Editorial: Bahinting and Chand, too-A A +A
Thursday, August 23, 2012
LOGIC has so far prevented the usual critics of the Aquino administration from pouncing hard on the delay in the recovery of the bodies of Capt. Jessup Bahinting and his co-pilot, Nepali Kshitiz Chand, from the wreckage of the Piper Seneca plane that crashed in the seas off Masbate.
Even as public attention was already focused on the wake in Naga City for Interior and Local Government Secretary Jesse Robredo, whose body was recovered Monday morning, relatives patiently waited for a successful result of efforts by divers to pry Bahinting and Chand out of the fuselage where their bodies were initially thought to be stuck.
But only the body of Bahinting was recovered from the wreckage late in the afternoon yesterday. The search continues today for Chand’s body.
The reason advanced by the team conducting the retrieval operation on why Robredo’s body was recovered first is not difficult to accept.
The bodies of the two pilots, the rescuers said then, were in the closed cockpit while that of Robredo was in a passenger seat near an open door.
Prying the bodies in the cockpit was thus a more difficult task for divers dealing with wreckage lodged in a seabed 180 feet deep.
Okay. Yet the symbolism still stares us in the face.
The reality is that everywhere, including in search and rescue operations, gradations persist. That’s not a criticism but acceptance of prevailing tendencies. In the hierarchy of importance, Robredo was at the upper rung, Bahinting below it and Chand lower still.
Indeed, even if the accident didn’t happen, Bahinting and Chand’s effort to bring Robredo from Cebu to Naga City in Camarines Sur would still have become mere footnote to his successful arrival.
That doesn’t prevent us, though, from giving recognition notably to Bahinting, whose good deeds, like lending the planes of his firm AviaTour to people who desperately needed to be airlifted from one place to another. The most recent instance was the use of Bahinting’s plane to pick up from Camiguin the snake anti-venom that saved the life of a Cebu zoo caretaker bitten by a Philippine cobra.

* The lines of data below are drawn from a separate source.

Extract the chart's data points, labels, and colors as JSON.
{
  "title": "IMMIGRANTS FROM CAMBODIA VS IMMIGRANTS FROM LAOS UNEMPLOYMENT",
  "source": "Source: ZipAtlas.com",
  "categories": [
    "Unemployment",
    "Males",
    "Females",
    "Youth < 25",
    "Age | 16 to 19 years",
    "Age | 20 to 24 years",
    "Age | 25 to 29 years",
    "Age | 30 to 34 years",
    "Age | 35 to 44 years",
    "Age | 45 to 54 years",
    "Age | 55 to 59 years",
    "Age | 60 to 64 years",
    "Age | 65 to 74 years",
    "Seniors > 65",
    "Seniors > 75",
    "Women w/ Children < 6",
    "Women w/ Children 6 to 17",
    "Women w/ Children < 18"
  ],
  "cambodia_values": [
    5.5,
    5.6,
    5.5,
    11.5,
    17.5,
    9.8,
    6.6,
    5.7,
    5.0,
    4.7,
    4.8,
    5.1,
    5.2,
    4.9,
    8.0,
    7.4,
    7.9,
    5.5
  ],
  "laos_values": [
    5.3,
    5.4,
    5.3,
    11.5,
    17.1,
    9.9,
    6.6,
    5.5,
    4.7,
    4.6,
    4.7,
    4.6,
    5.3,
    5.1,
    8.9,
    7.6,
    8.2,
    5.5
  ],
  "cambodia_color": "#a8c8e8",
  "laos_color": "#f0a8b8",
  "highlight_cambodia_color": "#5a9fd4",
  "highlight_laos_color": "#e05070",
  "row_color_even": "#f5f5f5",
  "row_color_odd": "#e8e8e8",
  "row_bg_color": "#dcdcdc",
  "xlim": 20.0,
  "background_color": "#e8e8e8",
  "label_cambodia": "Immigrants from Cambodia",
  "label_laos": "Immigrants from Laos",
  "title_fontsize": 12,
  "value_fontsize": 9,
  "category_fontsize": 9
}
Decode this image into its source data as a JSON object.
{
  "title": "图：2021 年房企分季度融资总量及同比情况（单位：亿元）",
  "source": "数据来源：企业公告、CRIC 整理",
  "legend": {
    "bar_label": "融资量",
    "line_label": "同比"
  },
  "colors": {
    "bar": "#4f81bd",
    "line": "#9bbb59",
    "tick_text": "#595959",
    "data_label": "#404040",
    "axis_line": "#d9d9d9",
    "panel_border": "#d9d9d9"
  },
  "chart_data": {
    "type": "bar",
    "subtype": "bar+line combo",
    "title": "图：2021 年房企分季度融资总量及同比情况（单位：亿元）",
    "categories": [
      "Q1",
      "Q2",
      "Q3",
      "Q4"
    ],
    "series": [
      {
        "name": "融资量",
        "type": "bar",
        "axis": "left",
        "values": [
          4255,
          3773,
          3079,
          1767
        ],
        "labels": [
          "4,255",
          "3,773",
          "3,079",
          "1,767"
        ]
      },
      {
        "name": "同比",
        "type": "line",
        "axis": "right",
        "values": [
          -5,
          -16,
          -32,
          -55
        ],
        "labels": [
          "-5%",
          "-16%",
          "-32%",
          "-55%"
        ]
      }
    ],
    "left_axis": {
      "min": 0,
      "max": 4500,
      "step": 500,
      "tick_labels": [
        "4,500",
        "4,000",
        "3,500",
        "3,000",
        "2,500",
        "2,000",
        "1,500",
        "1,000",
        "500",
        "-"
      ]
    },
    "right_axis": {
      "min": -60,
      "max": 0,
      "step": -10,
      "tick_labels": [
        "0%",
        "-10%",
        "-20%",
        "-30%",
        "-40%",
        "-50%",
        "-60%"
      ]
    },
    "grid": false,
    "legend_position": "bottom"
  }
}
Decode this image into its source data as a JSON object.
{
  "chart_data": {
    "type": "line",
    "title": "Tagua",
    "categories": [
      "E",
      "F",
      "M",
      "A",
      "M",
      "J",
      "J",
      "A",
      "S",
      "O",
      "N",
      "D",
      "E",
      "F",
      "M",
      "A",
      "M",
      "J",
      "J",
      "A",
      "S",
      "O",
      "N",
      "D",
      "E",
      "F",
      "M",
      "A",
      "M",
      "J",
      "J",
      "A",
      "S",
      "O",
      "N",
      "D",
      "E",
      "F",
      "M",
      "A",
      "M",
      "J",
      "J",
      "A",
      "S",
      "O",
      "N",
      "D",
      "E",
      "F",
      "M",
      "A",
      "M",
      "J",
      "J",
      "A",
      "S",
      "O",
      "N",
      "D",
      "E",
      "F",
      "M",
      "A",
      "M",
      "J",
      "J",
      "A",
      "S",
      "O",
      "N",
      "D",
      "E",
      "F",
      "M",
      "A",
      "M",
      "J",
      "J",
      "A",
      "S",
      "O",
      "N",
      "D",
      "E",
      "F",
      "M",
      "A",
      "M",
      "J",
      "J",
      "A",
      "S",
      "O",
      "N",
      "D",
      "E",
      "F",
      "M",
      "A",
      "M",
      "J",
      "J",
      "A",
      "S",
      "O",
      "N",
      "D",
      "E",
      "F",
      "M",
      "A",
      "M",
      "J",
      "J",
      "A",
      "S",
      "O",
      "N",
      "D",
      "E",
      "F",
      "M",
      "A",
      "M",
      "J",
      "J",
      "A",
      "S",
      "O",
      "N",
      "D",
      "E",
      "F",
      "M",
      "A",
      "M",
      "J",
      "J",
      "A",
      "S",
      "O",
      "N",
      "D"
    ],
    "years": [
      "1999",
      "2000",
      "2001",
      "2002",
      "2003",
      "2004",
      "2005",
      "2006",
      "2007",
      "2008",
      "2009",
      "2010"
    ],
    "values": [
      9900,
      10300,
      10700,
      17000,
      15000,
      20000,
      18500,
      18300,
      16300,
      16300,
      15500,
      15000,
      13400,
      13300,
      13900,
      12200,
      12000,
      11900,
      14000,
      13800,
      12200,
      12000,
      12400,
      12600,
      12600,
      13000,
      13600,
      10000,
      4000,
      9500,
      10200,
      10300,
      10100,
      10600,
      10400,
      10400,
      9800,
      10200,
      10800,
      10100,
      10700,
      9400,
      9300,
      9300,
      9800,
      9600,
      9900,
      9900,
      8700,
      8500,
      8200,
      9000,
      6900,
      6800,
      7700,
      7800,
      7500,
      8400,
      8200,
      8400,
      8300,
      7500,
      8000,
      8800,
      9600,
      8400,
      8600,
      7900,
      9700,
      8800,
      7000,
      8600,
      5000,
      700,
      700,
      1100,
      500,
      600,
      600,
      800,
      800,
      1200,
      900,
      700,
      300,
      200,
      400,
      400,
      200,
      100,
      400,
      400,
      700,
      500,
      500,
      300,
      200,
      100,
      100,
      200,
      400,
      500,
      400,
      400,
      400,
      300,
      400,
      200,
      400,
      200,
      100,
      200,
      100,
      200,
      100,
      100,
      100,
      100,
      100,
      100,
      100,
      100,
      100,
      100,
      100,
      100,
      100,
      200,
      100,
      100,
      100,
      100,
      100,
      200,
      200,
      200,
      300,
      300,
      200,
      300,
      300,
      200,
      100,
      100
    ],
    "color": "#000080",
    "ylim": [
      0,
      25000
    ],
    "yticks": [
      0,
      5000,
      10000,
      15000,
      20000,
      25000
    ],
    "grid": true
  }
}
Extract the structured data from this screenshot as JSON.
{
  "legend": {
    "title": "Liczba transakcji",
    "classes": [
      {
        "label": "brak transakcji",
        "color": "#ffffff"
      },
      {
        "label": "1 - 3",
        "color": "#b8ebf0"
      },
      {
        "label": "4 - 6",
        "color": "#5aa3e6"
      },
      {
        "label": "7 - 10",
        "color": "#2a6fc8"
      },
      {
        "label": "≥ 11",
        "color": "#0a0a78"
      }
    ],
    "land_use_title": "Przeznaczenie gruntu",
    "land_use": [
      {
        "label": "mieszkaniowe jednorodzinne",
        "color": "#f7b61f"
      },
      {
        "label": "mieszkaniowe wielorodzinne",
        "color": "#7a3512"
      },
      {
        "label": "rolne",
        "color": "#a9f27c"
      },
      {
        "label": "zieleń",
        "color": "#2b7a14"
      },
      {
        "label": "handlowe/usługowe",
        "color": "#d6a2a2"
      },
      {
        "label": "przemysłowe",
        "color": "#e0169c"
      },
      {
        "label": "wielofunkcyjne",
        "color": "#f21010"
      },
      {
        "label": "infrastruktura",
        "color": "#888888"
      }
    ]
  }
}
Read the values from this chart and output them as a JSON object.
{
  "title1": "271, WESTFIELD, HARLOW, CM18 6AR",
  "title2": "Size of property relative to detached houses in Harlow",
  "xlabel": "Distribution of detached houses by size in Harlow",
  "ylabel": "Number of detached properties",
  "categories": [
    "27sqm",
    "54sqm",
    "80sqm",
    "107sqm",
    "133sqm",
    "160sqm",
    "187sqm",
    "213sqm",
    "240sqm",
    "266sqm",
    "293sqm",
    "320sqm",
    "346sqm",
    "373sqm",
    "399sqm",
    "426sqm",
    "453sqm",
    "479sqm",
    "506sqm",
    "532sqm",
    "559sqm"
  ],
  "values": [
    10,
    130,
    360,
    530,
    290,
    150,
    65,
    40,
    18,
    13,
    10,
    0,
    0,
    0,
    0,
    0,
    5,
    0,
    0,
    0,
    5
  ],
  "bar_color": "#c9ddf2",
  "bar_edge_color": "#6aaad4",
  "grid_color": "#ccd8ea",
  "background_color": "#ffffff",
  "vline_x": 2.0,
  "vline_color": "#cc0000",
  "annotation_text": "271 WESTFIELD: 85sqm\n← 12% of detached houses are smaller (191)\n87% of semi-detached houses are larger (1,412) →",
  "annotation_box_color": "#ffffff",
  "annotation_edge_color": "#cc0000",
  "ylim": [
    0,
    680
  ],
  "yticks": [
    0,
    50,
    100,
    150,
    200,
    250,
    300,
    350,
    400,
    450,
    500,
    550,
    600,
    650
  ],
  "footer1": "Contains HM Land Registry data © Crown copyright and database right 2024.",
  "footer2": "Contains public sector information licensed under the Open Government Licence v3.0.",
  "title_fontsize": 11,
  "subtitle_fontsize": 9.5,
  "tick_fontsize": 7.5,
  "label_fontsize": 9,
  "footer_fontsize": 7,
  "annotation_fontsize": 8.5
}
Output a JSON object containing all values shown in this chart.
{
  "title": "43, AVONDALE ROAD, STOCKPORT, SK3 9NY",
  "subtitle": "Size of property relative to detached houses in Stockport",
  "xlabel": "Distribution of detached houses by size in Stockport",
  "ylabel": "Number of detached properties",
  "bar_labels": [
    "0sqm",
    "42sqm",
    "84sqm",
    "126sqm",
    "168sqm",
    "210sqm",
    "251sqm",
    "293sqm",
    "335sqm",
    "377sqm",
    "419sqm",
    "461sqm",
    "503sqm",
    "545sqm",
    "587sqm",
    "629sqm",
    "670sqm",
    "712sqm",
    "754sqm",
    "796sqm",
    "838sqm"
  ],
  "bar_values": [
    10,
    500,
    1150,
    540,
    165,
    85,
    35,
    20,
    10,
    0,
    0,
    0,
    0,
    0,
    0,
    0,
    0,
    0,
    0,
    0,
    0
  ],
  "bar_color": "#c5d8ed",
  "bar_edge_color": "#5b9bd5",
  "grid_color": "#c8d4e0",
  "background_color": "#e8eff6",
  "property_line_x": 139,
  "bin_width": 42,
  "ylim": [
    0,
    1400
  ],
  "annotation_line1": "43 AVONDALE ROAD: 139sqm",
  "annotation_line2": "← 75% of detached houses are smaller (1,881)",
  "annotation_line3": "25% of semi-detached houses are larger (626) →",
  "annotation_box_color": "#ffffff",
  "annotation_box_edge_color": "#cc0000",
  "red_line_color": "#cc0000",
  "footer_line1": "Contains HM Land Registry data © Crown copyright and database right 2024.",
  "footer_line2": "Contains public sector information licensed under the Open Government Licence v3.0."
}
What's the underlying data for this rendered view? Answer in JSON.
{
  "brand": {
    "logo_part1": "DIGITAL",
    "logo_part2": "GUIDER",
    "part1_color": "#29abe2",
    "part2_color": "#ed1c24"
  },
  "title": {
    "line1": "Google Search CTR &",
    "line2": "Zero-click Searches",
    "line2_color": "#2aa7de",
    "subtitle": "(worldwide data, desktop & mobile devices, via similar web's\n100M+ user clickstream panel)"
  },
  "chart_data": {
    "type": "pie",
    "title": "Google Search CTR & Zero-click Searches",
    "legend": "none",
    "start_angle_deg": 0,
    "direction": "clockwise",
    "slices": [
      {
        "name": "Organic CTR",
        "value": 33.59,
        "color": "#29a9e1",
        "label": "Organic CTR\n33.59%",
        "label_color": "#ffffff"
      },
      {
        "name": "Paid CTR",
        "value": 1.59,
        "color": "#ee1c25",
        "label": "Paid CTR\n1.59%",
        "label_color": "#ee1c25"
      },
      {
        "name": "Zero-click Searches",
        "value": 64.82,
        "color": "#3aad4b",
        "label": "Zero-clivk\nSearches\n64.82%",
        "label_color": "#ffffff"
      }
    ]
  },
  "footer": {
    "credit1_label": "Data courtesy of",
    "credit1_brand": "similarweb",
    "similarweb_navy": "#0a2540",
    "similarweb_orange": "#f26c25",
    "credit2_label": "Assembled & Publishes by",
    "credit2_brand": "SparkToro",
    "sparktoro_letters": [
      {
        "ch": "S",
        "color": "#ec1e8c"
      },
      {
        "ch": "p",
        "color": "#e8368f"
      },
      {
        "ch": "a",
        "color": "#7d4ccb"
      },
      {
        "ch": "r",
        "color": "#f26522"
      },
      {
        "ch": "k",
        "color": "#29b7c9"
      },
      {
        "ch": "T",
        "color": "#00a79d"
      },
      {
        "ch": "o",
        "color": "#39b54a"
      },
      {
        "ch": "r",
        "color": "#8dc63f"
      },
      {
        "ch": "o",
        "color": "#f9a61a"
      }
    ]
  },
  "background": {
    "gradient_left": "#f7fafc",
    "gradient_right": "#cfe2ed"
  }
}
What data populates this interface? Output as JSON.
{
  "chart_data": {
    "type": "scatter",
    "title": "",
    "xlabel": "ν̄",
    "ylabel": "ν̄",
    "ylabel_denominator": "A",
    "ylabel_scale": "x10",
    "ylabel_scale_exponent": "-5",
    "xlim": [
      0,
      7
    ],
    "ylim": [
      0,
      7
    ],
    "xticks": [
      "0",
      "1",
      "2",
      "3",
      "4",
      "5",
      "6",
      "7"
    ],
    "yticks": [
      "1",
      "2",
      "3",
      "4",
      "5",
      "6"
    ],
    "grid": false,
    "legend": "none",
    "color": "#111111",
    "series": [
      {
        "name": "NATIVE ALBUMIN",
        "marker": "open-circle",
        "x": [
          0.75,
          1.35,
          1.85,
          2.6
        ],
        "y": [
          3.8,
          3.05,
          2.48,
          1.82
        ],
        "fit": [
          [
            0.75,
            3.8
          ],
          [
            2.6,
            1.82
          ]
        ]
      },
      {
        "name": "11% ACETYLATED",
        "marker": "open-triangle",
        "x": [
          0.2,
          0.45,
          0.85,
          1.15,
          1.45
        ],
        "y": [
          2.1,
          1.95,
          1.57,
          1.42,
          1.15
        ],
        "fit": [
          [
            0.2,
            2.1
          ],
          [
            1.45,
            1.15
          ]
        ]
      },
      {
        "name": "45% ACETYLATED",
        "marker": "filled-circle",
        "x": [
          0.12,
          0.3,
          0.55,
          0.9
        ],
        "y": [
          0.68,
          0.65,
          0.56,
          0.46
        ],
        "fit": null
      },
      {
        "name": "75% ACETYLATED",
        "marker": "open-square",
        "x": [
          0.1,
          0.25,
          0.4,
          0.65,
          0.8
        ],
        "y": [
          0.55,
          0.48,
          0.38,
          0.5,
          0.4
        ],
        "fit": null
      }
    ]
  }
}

Bahinting’s body will be brought back to Cebu today even as Chand’s relatives continue the search for his body. The young co-pilot of the ill-fated plane may not be Filipino and is the least accomplished of the three victims, but we owe it to his family that his body be found and brought home for proper burial.
Published in the Sun.Star Cebu newspaper on August 23, 2012.